Personally I don’t think people will just drop some code here unless they already have it.

hello

Yes, I have solved the problem and working to finalize it with the help of some available resources. but now there is a problem in code. IT is how to run “(call)” Cuda function(global) from another CUDA function?

It gives me an error that it is allowed on compute architecture compute_35 or above. So I tried to change command line option to --gpu-architecture=compute_35 OR arch=compute_35 but still getting the same error.

I am having NVIDIA MX150 graphics card and some online post says it has compute capability of compute_61. but it is not working

Might be someone could have an idea how to deal with such problem?

-arch=sm_35 -rdc=true -lcudadevrt

I solved the problem but I think it was something else. I changed the flag as you have told but still had an error.

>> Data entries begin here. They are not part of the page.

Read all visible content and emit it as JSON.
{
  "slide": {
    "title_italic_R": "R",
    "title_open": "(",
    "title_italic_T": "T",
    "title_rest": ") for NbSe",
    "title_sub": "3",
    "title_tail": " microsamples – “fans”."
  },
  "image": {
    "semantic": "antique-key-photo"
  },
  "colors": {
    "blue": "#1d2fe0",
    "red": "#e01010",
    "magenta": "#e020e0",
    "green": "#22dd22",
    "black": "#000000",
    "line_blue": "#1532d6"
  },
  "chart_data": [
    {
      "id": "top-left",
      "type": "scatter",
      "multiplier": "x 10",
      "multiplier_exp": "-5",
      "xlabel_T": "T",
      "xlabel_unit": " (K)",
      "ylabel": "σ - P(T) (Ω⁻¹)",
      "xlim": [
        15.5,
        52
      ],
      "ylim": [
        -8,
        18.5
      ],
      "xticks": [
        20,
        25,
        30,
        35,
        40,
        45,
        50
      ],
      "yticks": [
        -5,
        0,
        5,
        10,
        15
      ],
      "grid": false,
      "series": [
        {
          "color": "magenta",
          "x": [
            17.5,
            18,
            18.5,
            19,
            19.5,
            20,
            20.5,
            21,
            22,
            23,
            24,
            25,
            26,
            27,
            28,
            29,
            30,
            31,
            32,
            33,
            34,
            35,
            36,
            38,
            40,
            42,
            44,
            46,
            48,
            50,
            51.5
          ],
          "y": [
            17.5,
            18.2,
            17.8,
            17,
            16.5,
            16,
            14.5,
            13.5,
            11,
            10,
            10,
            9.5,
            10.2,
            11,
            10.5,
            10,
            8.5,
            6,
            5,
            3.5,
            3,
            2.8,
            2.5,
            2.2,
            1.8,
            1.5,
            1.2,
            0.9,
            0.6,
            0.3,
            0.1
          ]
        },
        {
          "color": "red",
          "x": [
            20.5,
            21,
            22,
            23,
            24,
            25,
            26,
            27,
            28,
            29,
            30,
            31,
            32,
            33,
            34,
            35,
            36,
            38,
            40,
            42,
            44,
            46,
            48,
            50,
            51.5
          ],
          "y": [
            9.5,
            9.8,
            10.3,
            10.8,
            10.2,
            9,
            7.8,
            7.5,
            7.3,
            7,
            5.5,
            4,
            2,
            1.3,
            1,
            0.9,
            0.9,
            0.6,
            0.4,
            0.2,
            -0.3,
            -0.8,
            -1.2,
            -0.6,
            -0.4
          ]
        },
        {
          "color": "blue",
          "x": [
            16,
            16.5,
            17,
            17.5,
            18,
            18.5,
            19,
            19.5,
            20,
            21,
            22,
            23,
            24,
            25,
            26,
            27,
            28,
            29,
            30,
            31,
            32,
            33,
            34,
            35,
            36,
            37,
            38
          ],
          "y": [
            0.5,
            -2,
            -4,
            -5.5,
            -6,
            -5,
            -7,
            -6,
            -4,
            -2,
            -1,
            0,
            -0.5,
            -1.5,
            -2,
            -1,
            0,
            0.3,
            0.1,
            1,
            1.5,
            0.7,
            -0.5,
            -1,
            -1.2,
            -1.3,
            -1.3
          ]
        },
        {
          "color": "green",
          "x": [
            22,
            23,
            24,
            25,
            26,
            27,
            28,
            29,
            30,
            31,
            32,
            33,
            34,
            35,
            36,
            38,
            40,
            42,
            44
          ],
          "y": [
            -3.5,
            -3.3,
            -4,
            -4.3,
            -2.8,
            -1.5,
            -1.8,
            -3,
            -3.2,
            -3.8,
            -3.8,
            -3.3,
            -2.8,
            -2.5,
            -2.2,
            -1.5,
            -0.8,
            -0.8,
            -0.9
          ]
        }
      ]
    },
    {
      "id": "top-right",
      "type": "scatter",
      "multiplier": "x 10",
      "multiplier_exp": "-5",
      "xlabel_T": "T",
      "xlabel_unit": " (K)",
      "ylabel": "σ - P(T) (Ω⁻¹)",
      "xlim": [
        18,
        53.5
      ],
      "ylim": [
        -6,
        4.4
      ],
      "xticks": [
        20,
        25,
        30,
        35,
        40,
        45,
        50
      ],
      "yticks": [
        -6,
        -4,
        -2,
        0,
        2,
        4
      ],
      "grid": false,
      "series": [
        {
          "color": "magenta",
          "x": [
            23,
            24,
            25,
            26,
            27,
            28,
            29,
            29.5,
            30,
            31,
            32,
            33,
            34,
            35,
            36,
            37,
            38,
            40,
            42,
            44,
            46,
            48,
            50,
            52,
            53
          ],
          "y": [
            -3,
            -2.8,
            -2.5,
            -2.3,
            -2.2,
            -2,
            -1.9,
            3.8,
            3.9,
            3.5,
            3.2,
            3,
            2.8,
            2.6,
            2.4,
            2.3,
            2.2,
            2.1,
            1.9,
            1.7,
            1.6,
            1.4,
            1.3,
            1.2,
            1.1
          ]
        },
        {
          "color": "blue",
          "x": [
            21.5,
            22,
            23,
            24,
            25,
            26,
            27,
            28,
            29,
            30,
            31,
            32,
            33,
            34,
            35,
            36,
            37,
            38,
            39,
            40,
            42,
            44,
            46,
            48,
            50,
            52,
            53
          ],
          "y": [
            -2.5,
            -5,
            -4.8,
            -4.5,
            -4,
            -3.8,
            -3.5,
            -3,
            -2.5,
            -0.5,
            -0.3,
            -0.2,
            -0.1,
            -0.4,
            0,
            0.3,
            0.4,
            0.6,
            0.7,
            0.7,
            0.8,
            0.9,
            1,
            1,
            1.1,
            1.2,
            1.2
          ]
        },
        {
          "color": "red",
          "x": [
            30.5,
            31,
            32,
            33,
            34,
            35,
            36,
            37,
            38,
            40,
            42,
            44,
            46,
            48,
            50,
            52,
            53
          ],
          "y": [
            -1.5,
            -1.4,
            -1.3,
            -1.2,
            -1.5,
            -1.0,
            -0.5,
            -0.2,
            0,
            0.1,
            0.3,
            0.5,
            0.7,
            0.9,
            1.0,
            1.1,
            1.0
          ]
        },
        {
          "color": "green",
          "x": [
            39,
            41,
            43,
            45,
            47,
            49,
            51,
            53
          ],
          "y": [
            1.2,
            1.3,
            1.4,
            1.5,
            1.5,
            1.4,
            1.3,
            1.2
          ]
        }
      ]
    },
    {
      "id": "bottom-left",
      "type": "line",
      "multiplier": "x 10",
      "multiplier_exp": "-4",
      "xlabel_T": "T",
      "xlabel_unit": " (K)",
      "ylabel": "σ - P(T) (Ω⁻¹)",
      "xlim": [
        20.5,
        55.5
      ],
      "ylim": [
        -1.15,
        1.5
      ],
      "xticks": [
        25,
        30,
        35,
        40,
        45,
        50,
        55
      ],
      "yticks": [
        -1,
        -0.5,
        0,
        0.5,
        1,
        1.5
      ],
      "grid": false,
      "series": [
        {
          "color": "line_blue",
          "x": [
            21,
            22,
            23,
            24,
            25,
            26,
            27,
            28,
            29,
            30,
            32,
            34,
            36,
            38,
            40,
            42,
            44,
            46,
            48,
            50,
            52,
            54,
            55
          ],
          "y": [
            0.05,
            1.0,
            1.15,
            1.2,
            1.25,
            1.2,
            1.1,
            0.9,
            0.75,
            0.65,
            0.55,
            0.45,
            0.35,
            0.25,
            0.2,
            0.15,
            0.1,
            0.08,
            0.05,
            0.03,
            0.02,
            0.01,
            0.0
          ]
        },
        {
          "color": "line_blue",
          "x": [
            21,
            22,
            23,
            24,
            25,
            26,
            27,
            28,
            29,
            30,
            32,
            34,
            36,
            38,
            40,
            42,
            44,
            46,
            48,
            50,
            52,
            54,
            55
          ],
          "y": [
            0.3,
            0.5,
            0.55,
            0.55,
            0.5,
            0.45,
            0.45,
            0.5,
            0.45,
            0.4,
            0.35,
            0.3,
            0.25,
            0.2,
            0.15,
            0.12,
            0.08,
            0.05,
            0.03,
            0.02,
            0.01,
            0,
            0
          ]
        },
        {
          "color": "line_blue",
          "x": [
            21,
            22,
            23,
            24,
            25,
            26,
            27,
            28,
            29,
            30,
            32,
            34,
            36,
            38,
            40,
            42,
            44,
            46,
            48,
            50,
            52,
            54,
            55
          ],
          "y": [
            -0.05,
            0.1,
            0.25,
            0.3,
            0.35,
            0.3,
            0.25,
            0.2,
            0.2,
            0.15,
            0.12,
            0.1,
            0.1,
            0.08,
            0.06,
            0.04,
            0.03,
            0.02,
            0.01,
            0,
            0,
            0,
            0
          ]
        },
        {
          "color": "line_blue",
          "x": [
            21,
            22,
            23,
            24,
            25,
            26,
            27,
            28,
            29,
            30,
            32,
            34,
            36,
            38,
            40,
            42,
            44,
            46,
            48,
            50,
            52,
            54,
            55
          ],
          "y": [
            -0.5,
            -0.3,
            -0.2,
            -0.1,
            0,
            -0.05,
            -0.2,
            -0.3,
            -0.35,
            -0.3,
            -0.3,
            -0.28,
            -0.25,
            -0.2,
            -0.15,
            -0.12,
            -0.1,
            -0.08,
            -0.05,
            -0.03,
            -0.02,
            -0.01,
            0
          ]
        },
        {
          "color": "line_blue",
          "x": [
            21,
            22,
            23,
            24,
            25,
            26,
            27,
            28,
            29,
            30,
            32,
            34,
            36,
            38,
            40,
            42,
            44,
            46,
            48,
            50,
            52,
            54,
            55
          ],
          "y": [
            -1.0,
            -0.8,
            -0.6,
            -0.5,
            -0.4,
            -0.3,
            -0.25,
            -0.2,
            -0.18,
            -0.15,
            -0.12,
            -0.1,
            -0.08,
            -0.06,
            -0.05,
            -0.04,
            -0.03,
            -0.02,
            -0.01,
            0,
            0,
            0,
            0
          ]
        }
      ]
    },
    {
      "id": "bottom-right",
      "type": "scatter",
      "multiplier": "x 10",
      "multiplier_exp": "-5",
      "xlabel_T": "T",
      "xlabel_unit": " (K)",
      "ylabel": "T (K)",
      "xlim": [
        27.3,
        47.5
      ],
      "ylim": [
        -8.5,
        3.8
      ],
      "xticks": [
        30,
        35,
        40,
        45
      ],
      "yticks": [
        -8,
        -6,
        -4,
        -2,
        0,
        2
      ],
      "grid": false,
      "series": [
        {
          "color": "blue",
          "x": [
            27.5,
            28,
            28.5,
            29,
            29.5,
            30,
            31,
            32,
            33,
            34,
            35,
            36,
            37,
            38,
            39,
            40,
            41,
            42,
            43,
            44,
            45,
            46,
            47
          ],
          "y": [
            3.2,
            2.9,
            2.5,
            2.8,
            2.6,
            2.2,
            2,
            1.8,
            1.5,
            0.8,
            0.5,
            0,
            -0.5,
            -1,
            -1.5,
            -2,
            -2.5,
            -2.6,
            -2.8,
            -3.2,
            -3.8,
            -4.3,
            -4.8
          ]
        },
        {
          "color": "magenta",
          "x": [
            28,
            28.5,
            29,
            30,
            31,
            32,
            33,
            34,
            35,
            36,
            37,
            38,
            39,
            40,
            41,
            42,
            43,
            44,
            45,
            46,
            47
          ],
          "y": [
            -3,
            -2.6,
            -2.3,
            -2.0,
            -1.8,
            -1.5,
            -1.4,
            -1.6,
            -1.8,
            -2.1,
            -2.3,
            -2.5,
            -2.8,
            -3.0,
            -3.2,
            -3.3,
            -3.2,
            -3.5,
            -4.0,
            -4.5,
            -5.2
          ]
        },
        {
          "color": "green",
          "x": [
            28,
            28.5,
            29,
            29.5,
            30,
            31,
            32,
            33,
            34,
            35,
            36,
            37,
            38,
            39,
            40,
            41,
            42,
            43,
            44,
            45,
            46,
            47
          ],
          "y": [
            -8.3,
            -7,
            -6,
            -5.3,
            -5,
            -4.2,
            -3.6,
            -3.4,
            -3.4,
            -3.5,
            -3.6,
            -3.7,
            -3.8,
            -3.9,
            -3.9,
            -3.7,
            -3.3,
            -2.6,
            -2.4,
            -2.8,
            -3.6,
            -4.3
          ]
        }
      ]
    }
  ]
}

So I changed the execution space-specifier from global to device. and then called device function from global and it compiles without an error.

I think there is no way to call global from global. Is there?

yes you can call global from global

It is called CUDA Dynamic Parallelism, and there is a whole section of the programming guide that explains it.

https://docs.nvidia.com/cuda/cuda-c-programming-guide/index.html#cuda-dynamic-parallelism

If you call a global function in device code, it must be properly configured: <<<…>>> just as you would when calling it from host code.